Here’s something to paw-nder. In case you were wondering, the overnight boarding of dogs and cats is not permitted in a typical Los Angeles commercial zone.
That’s why Dog-E-Den, a pet hotel and spa that opened in Sherman Oaks last year, filed for a zone variance Monday, city records show.
The code allows a “[b]ird store or taxidermist, or a pet shop for the keeping or sale of domestic or wild animals” in the C2 zone, but it does not mention the overnight boarding of such animals explicitly.
For this reason, according to a planning department spokesperson, Dog-E-Den had to make the request. It’s likely that the pet center on Ventura Boulevard received notice from the L.A. Department of Building and Safety to comply with the zoning code, the spokesperson said.

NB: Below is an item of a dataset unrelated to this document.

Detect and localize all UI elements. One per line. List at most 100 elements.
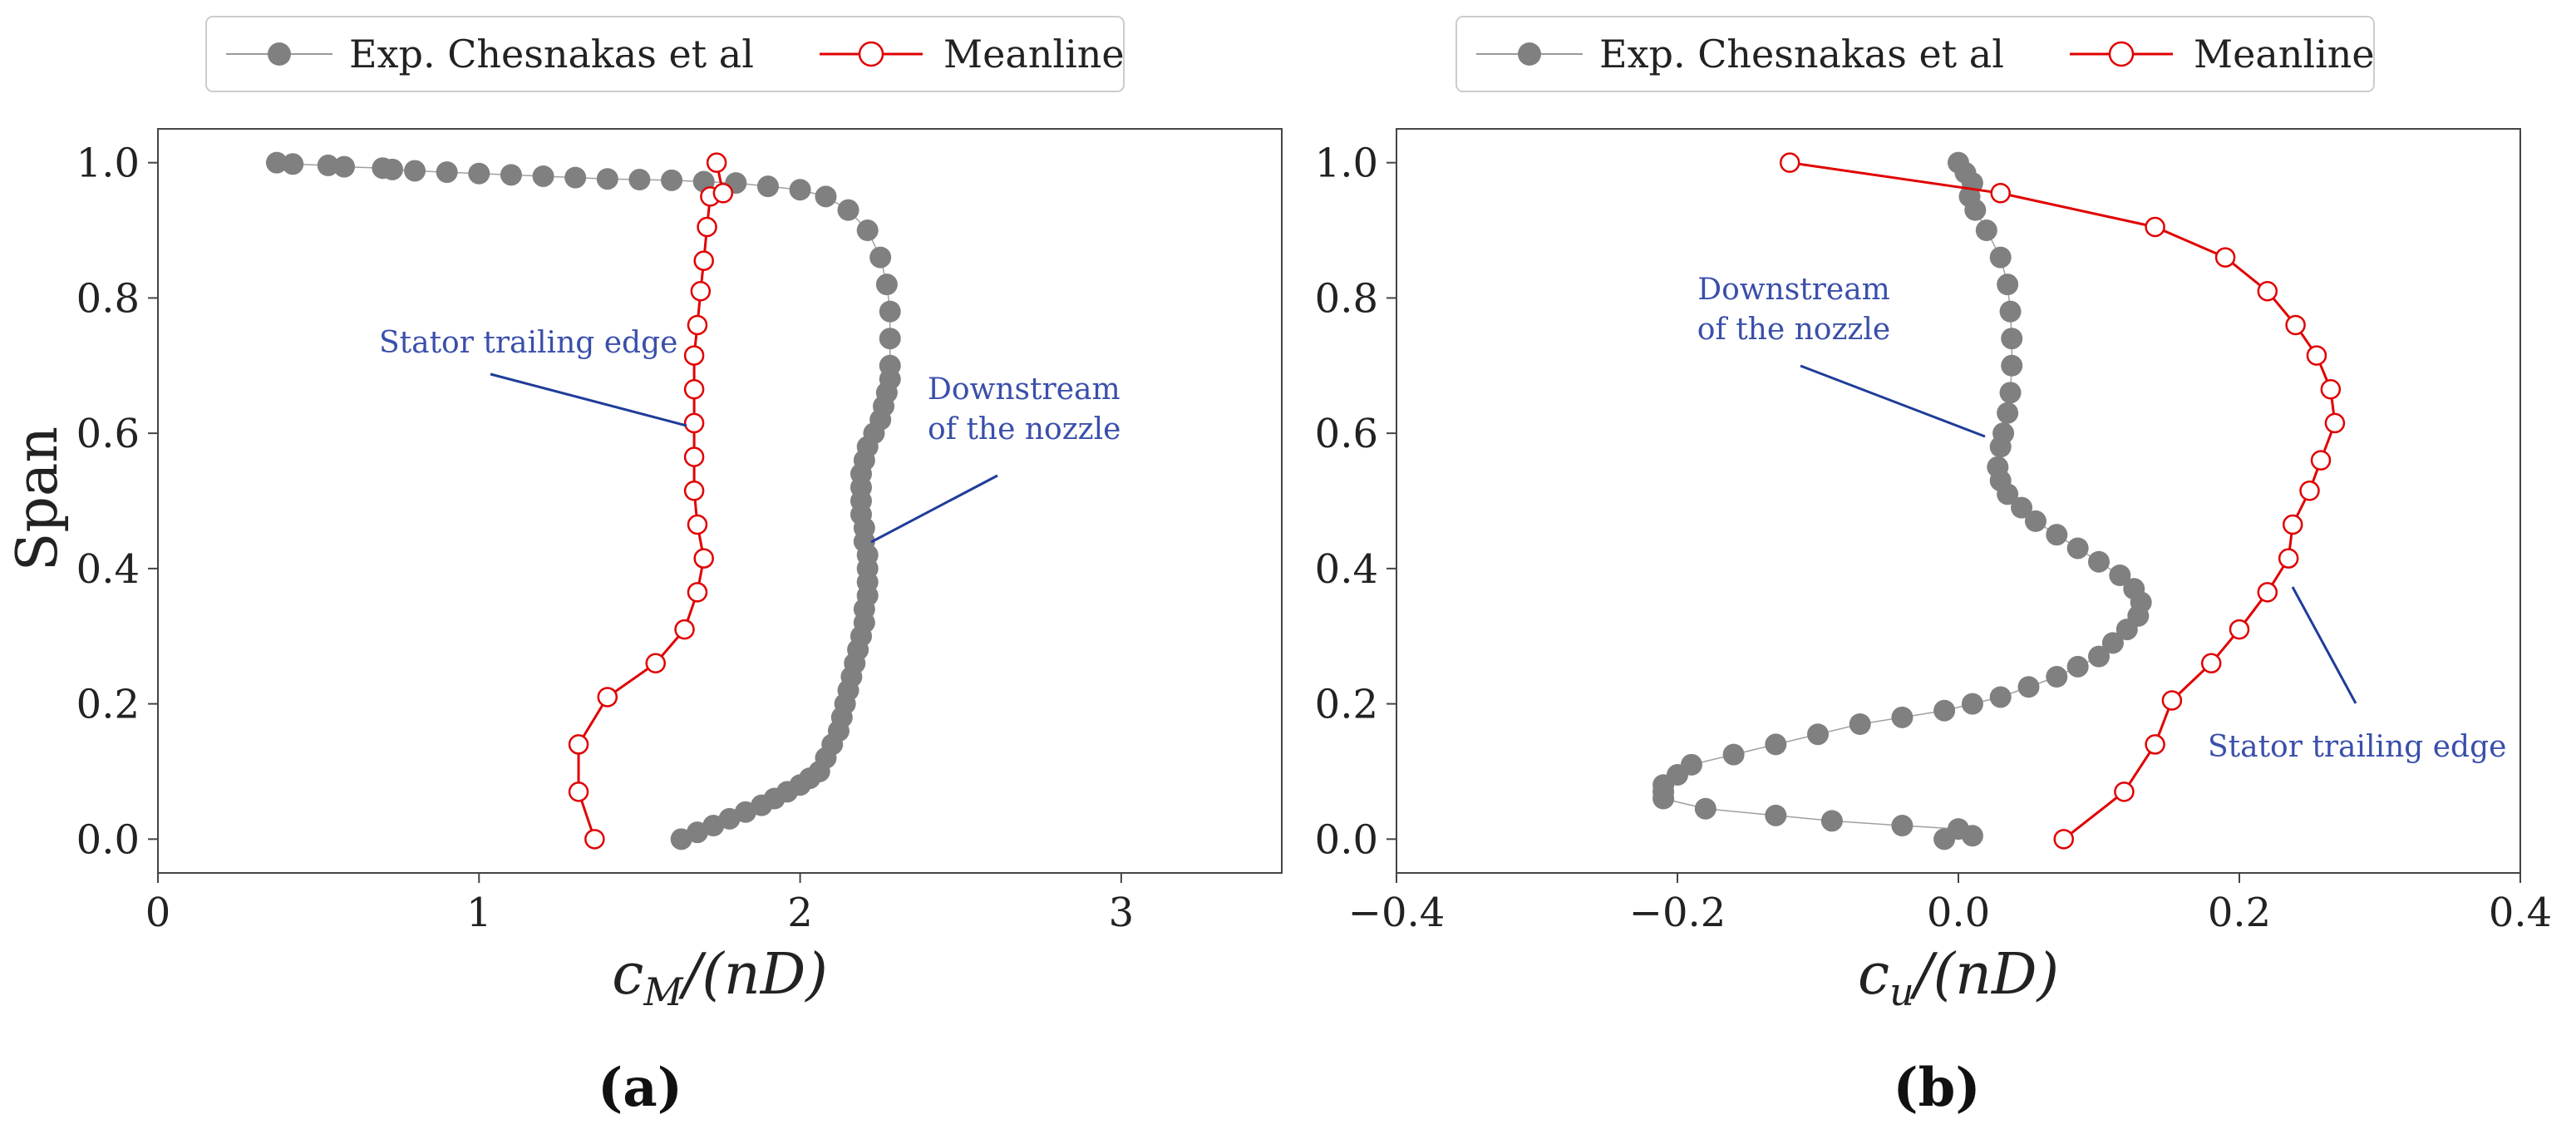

It’s also possible, he added, that the pet center on Ventura Boulevard had been knowingly operating without complying with the code since it opened in April 2016.
The variance applicant and agent registered to Dog-E-Den, Eugene Barash, could not be reached for comment. Other representatives at the pet hotel declined to comment.
L.A.’s ailing zoning code — which has remained pretty much unchanged since it was penned in 1946 — is very literal. Anything that isn’t explicitly named it in necessitates a zone variance, the planning spokesperson said.
To accommodate some hyper-specialized uses, the code has accrued a list of supplements that address, among others, commercial earthworm farms, baby gyms, and pigeon keeping facilities, Curbed reported in 2014.
Guess doggy hotels didn’t make the list.